To be fair, just about everyone “drifted along in February and early March.” Well, not the South Koreans — who recorded their first virus case on the same day the United States did, but responded in a very different way. That’s why the Korean baseball league is now playing and ours isn’t.
Still, Rozell’s commentary summed up his assessment of Northam like this: “His administration’s response to the crisis has lurched from one underachievement to another.”
Northam gets high marks for being knowledgeable, calm and reassuring — three things President Trump certainly isn’t. On the other hand, Virginia routinely ranks near the bottom for the number of tests administered on a per capita basis. Why? We still don’t have a good answer.

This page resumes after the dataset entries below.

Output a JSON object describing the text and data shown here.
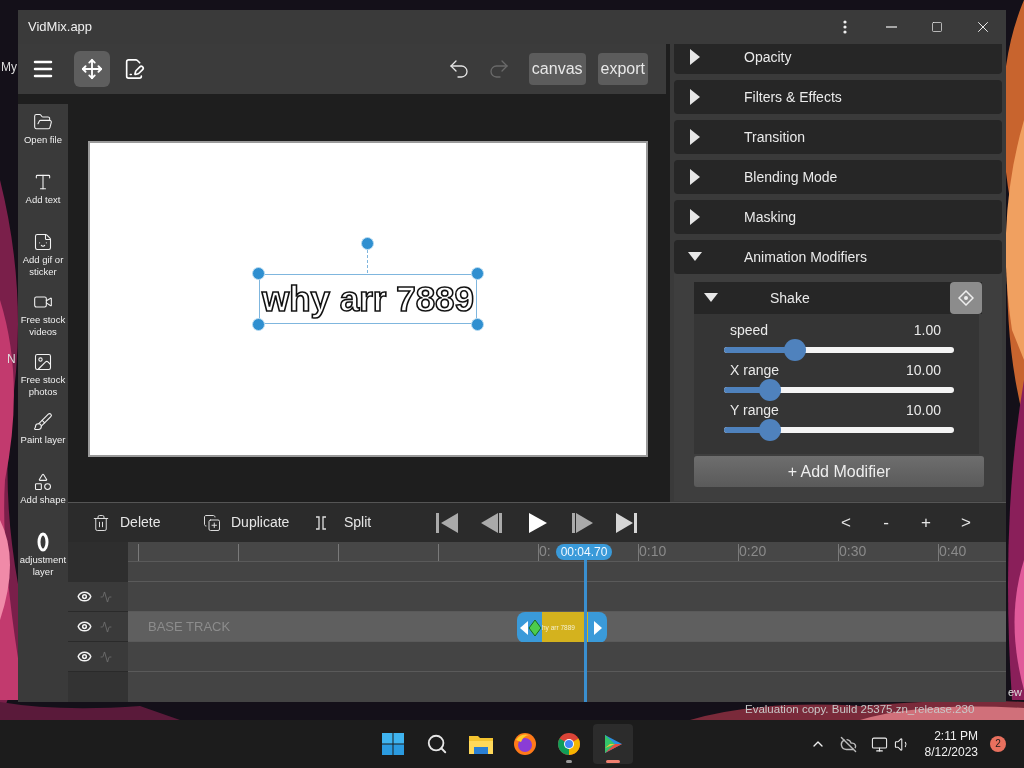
{
  "desktop": {
    "icon_labels": [
      "My",
      "N",
      "ew"
    ],
    "watermark": "Evaluation copy. Build 25375.zn_release.230"
  },
  "window": {
    "title": "VidMix.app"
  },
  "toolbar": {
    "tools": [
      {
        "kind": "move",
        "selected": true
      },
      {
        "kind": "edit",
        "selected": false
      }
    ],
    "undo": {
      "disabled": false
    },
    "redo": {
      "disabled": true
    },
    "buttons": [
      "canvas",
      "export"
    ]
  },
  "sidebar": {
    "items": [
      {
        "kind": "folder",
        "label": "Open file"
      },
      {
        "kind": "text",
        "label": "Add text"
      },
      {
        "kind": "sticker",
        "label": "Add gif or sticker"
      },
      {
        "kind": "video",
        "label": "Free stock videos"
      },
      {
        "label": "Free stock photos"
      },
      {
        "kind": "brush",
        "label": "Paint layer"
      },
      {
        "kind": "shape",
        "label": "Add shape"
      },
      {
        "kind": "adjustment",
        "label": "adjustment layer"
      }
    ]
  },
  "canvas": {
    "text": "why arr 7889",
    "selected": true
  },
  "properties": {
    "sections": [
      {
        "label": "Opacity",
        "expanded": false
      },
      {
        "label": "Filters & Effects",
        "expanded": false
      },
      {
        "label": "Transition",
        "expanded": false
      },
      {
        "label": "Blending Mode",
        "expanded": false
      },
      {
        "label": "Masking",
        "expanded": false
      },
      {
        "label": "Animation Modifiers",
        "expanded": true
      }
    ],
    "modifier": {
      "name": "Shake",
      "expanded": true,
      "params": [
        {
          "label": "speed",
          "value": "1.00",
          "level": 0.31
        },
        {
          "label": "X range",
          "value": "10.00",
          "level": 0.2
        },
        {
          "label": "Y range",
          "value": "10.00",
          "level": 0.2
        }
      ]
    },
    "add_button": "+ Add Modifier"
  },
  "timeline": {
    "actions": [
      {
        "kind": "delete",
        "label": "Delete"
      },
      {
        "kind": "duplicate",
        "label": "Duplicate"
      },
      {
        "kind": "split",
        "label": "Split"
      }
    ],
    "transport": [
      {
        "kind": "first"
      },
      {
        "kind": "prev"
      },
      {
        "kind": "play"
      },
      {
        "kind": "next"
      },
      {
        "kind": "last"
      }
    ],
    "zoom_controls": [
      "<",
      "-",
      "+",
      ">"
    ],
    "ruler_labels": [
      "0:",
      "0:10",
      "0:20",
      "0:30",
      "0:40"
    ],
    "playhead": "00:04.70",
    "tracks": [
      {
        "selected": false
      },
      {
        "selected": true,
        "label": "BASE TRACK",
        "clip": {
          "label": "hy arr 7889"
        }
      },
      {
        "selected": false
      }
    ]
  },
  "taskbar": {
    "apps": [
      {
        "kind": "start",
        "running": false,
        "active": false
      },
      {
        "kind": "search",
        "running": false,
        "active": false
      },
      {
        "kind": "folder",
        "running": false,
        "active": false
      },
      {
        "kind": "fox",
        "running": false,
        "active": false
      },
      {
        "kind": "chrome",
        "running": true,
        "active": false
      },
      {
        "kind": "play",
        "running": true,
        "active": true
      }
    ],
    "time": "2:11 PM",
    "date": "8/12/2023",
    "notifications": "2"
  }
}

You can blame Trump for not organizing a better national response, but if things are going to be left up to each state, then why is Virginia, with all its resources, doing so poorly?

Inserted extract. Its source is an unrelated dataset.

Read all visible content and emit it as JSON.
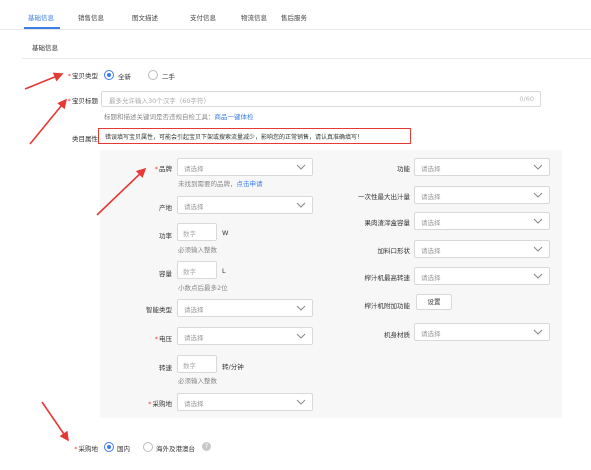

Some 56% of Virginia’s virus-related deaths have come in long-term care facilities yet it took until mid-May before Northam said the state would try to test all residents and staff. West Virginia Gov. Jim Justice did that back in mid-April after just a single nursing home outbreak. Why didn’t we use our limited resources to focus on our most vulnerable citizens?

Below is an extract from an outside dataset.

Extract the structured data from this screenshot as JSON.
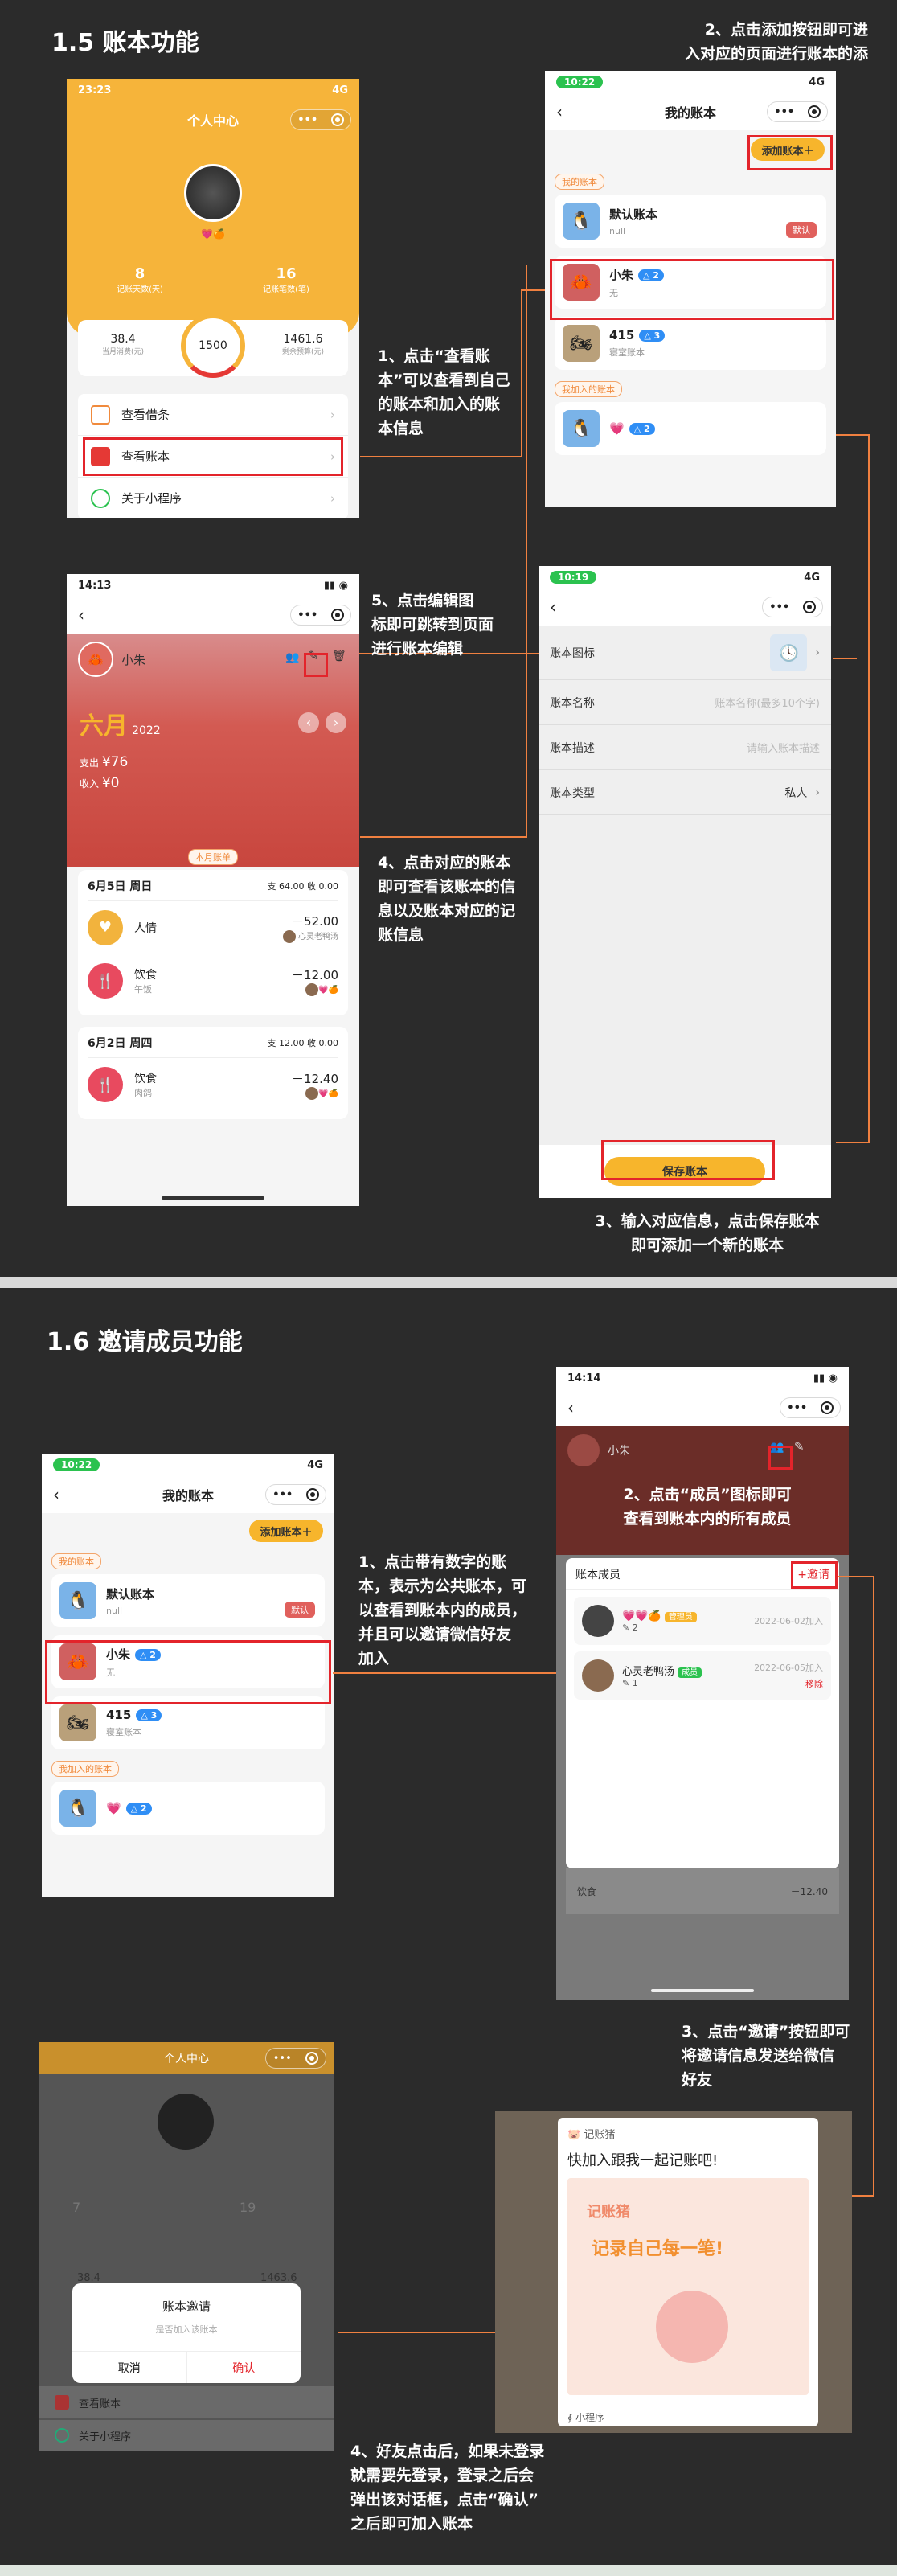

The Northam administration has also insisted that it can’t release information on individual nursing homes. That’s not how others interpret Virginia’s patient privacy laws, but Northam hasn’t shown any inclination to change that, either. The result is that Virginians don’t really have a good sense of how much risk there is. If a locality’s numbers are going up, is that because of an isolated outbreak at a nursing home, or because there’s widespread transmission in the community? The Virginia Department of Health knows but can’t say. That makes it hard for people to trust Northam’s doctorly mandate to wear a mask in certain indoor settings (although it just makes sense and people ought to do it).
Northam’s response to how to reopen the state has been marked by “vacillation, indecision and mixed messaging” — those words coming from Bob Lewis, a columnist for the generally left-leaning Virginia Mercury website. First Northam said the state would reopen as a unit. Then he suggested that he might go with regional reopenings, citing the oddity of Bristol divided by a state line. Then he said he wouldn’t do that – except he did, by saying the state would start to reopen but some hard-hit localities could hold off. That hasn’t won him any friends in Southwest Virginia, where infection rates are the lowest. Norton hasn’t had any cases since April 19. Smyth County has had only two cases since April 20. Wise County has had only two since April 28. Scott County has had just one since that same date. Tazewell County has had just one since April 29. Lee County hasn’t had any since May 1. Bath, Bland and Dickenson counties haven’t had any — ever. Why must they be dependent on what happens in the urban crescent – where infection rates are still rising in some localities? We still don’t have a satisfying answer to that question, either.
Lewis followed up Rozell’s critique with his own: “When is a good doctor not necessarily the best person to put in charge of the response on behalf of 8.5 million people to the worst viral pandemic in 102 years? When that governor isn’t also a great project manager.” That’s not the worst criticism that can be levelled at a politician. But it may just be true.